Menemukan sosok Mba Tipah, melihat beliau sekedar menyiapkan baju anak-anaknya, memasakkan makanan sederhana, menyusui, memotongkan kuku, atau ribut akibat kelakuan si anak yang kadang uniknya bisa bikin pusing ibunya, terbersit rasa ingin. Tapi Nurul selalu bilang, pilihan memiliki konsekuensinya sendiri. Saya berkerja terus, maka lupa cari pasangan ya wajar saja. Saya diam terus di rumah, mungkin juga nggak akan maju maju ya.

Namun ocehan saya dengan Nurul Djanah, dengan backsound suara ombak dan sepoi sepoinya angin sore Pantai Parigi, plus … matahari yang mendadak bulat kuning dengan arak arakan awan yang membuat saya seolah bebas mengungkapkan apa saja, kala itu. Persis seperti saat kami berdua duduk di pinggir Pantai Pangandaran hingga gelap malam pun turun.


Seusai obrolan soal asmara – juga bayangan kami tentang menikah – senja itu, kini membawa saya pada tahap lain kehidupan. Alhamdulillah saya memberanikan diri untuk mengurangi porsi lembur saya di kantor, juga sedikit demi sedikit mengurangi kesibukan mengambil side job, dan mengisinya dengan banyak waktu untuk mengenal lebih dekat partner hidup saya yang dulu masih jadi pacar. Nantilah ya, kapan kapan saya cerita soal bagaimana akhirnya setelah sekian lama kami bertemu lagi dan lalu menjadi teman dekat kembali. Inilah saya kini, seorang istri dari pemuda tampan yang meminang saya awal tahun lalu. Ternyata, setiap perempuan – bahkan mungkin juga laki-laki – akan mengalami fase pencarian, memilih jalan kehidupan, lalu menjalani semuanya secara baik-baik ya. Saya dulu begitu tergoda dengan aura Mba Tipah, seorang istri dan ibu yang penuh kasih. Maka hari ini saya ingin belajar keras agar – paling nggak bisa mendekati -- seperti demikian. Kini saya malah merasa sedih ketika harus lembur di kantor, atau masih memegang smartphone demi menyelesaikan pekerjaan kantor, padahal fisik saya sedang ada di rumah. Semoga keputusan saya untuk menjadi seorang freelancer nggak salah ya. Semoga saya berani dan nggak mewek bombay saat mengajukan surat resign nantinya. Ohhh … mellow, bukan anak kantoran lagi … hiks.

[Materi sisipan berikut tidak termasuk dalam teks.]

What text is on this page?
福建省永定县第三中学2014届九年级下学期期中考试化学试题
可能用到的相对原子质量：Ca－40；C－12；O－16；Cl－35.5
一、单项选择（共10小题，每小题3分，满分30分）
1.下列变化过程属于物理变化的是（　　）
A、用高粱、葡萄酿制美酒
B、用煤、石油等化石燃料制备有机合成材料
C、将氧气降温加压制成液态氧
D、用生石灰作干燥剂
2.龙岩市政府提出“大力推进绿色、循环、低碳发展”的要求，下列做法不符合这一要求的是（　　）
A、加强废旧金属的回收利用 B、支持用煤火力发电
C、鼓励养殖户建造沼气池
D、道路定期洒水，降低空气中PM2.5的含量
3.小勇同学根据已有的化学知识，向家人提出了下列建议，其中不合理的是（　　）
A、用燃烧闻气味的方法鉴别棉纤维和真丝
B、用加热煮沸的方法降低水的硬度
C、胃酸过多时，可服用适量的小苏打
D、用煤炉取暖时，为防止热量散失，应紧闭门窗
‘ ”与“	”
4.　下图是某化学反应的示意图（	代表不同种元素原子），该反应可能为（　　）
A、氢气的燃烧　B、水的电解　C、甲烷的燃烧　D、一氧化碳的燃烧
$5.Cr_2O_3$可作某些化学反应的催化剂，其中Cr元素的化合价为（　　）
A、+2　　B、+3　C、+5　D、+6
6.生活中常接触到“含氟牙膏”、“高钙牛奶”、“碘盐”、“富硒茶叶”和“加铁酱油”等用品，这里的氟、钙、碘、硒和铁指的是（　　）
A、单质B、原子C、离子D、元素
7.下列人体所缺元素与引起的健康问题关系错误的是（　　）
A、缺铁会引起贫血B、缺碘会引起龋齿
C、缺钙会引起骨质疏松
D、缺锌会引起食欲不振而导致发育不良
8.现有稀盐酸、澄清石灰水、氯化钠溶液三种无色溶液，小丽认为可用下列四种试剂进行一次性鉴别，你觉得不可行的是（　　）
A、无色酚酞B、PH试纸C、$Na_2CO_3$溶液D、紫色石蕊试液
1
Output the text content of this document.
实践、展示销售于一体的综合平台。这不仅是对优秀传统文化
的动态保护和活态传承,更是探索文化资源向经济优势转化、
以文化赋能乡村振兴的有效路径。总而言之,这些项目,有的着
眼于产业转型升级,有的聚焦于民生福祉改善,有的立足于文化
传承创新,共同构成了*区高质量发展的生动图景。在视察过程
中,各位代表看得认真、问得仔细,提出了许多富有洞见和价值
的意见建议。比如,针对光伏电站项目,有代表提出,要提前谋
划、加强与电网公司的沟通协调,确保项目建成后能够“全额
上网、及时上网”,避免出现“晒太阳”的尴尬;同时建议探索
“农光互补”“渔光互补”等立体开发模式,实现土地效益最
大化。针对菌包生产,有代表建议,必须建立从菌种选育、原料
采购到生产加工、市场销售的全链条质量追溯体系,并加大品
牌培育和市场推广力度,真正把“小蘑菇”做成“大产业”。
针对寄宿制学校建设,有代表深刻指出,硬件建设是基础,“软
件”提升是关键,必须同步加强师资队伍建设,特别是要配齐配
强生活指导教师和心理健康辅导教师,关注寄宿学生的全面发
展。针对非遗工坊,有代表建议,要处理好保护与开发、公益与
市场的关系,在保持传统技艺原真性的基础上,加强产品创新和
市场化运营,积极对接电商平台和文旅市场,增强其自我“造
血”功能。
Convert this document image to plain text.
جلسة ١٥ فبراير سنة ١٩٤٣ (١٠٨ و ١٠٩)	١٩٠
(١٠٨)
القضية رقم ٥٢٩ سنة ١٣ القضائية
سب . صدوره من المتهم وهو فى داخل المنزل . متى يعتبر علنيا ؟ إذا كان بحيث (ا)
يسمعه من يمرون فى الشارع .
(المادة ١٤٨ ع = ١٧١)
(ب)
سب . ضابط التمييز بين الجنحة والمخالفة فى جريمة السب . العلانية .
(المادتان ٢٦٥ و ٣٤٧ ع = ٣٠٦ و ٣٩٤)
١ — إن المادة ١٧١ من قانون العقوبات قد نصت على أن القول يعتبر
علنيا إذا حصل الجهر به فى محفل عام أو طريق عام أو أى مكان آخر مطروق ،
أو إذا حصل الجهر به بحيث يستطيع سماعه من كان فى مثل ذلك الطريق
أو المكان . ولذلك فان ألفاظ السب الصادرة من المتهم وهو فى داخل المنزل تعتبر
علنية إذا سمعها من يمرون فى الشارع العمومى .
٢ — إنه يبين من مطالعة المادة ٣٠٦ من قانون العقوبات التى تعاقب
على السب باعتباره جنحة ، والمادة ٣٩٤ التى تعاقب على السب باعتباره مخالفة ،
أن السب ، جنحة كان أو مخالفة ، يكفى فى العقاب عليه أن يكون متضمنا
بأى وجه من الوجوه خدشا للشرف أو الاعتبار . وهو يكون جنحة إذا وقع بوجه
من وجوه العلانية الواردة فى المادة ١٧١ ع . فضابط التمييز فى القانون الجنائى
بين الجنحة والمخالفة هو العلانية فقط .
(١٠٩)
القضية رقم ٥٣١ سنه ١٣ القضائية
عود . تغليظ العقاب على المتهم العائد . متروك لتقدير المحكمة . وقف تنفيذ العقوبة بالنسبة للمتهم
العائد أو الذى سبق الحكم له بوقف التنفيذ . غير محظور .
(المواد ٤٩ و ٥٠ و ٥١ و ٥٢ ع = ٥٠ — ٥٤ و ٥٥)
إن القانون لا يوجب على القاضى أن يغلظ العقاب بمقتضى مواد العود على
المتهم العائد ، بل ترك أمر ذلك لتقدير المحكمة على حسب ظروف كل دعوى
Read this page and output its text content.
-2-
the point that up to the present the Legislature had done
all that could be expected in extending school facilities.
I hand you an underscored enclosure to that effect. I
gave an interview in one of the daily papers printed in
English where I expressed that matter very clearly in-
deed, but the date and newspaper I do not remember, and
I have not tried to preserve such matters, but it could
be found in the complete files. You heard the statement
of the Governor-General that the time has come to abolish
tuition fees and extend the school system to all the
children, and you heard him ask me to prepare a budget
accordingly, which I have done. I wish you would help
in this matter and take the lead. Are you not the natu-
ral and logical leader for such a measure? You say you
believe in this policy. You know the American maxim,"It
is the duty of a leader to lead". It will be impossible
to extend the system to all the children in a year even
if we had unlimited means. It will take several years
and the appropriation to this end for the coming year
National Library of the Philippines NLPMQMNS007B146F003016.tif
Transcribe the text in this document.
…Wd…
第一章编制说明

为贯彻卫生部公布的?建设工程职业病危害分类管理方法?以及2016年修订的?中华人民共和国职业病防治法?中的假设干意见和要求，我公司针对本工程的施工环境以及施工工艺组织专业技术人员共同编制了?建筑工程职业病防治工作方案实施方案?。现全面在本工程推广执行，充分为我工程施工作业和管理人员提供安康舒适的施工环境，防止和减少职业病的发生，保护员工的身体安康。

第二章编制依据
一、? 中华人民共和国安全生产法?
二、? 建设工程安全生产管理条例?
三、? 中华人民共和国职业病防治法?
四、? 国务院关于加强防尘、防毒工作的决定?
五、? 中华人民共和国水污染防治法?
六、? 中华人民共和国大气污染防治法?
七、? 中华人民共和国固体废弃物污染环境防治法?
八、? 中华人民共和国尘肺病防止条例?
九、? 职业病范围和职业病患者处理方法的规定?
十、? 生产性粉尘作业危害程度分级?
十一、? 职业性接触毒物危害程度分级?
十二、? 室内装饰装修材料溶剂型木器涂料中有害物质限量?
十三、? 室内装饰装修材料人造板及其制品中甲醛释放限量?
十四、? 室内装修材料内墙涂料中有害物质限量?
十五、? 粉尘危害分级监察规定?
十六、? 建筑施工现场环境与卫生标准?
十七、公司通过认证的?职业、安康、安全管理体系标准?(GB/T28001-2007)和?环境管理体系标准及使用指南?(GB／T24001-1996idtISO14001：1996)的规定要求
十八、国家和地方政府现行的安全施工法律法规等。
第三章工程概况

Lalu bagaimana dengan Nurul Djanah, sahabat kesayangan saya ini? Mari kita doakan, semoga impian-impiannya terwujud satu per satu, pun dengan datangnya jodoh yang akan menemani hari harinya demi membangun impian yang semakin besar bersama.

Our Ugly Foot


Sebab sebab sebuah perjalanan, bagi saya, akan jadi cerita berbeda, jika bersama dengan teman-teman yang mau berbagi sudut pandangnya juga. Serupa deburan ombak Pantai Parigi yang berkejaran menuju tepian, menyambangi kaki-kaki saya dan Nurul yang dipenuhi oleh pasir pantainya. 

Komentar

  1. Obrolannya berat banget yah, sampai soal menikah gitu. Eh, itu jadi copywriter di website mana mba, siapa tau ada wakru, saya bisa mampir..

    BalasHapus
    Balasan
    1. Iya berat. Hihihi. Kalau mau lihat web apa yang handle, silakan main ke page portofolio aku ya.

      ^.^

      Hapus
  2. Bentar, udah komen belum tadi aku ya. Tadi tuh udah nulis panjang, gak tahu terasa capek, trus gak lama bangun laptop udah mati, ilang dah itu komen, tapi gak tahu masuk atau gaknya.. #curhat :D

    Belum kadaluarsa ko, Teh, kan gak ada expirednya lah, justru tulisan lama itu menyelamatkan ketika kita bingung mau nulis apa..hehe

    Nama pantainya seperti gak asing di telingaku, tapi belum pernah kesana. Jatim, bagus pantainya, aku priadi suka banget kalau ke pantai, sekedar ngabuburit gitu, sepedahan lah. Itu kalau suasana sunset pasti lebih bagus ya, Teh, ada background pegunungannya juga.

    Kesibukan nulis gitu memang ada kesenangannya tersendiri ya, Teh, dulu juga aku pernah nulis di website orang, sehari ngisi berapa artikel gitu. Memang, sebelum nulis mah enteh pikirku, tapi setelah action ternyata berat satu artikel pun, karena punya kesibukan yang lain.

    Tapi, dari situ aku bisa belajar membagi waktu, seperti halnya nulis di website orang dan blog sendiri..he

    Semoga Teh Nurul Djanah, yang nulis ini serta teman-teman yang baca dimudahkan segala urusannya, termasuk doa dan cita-citanya Allah kabulkan.. aamiin..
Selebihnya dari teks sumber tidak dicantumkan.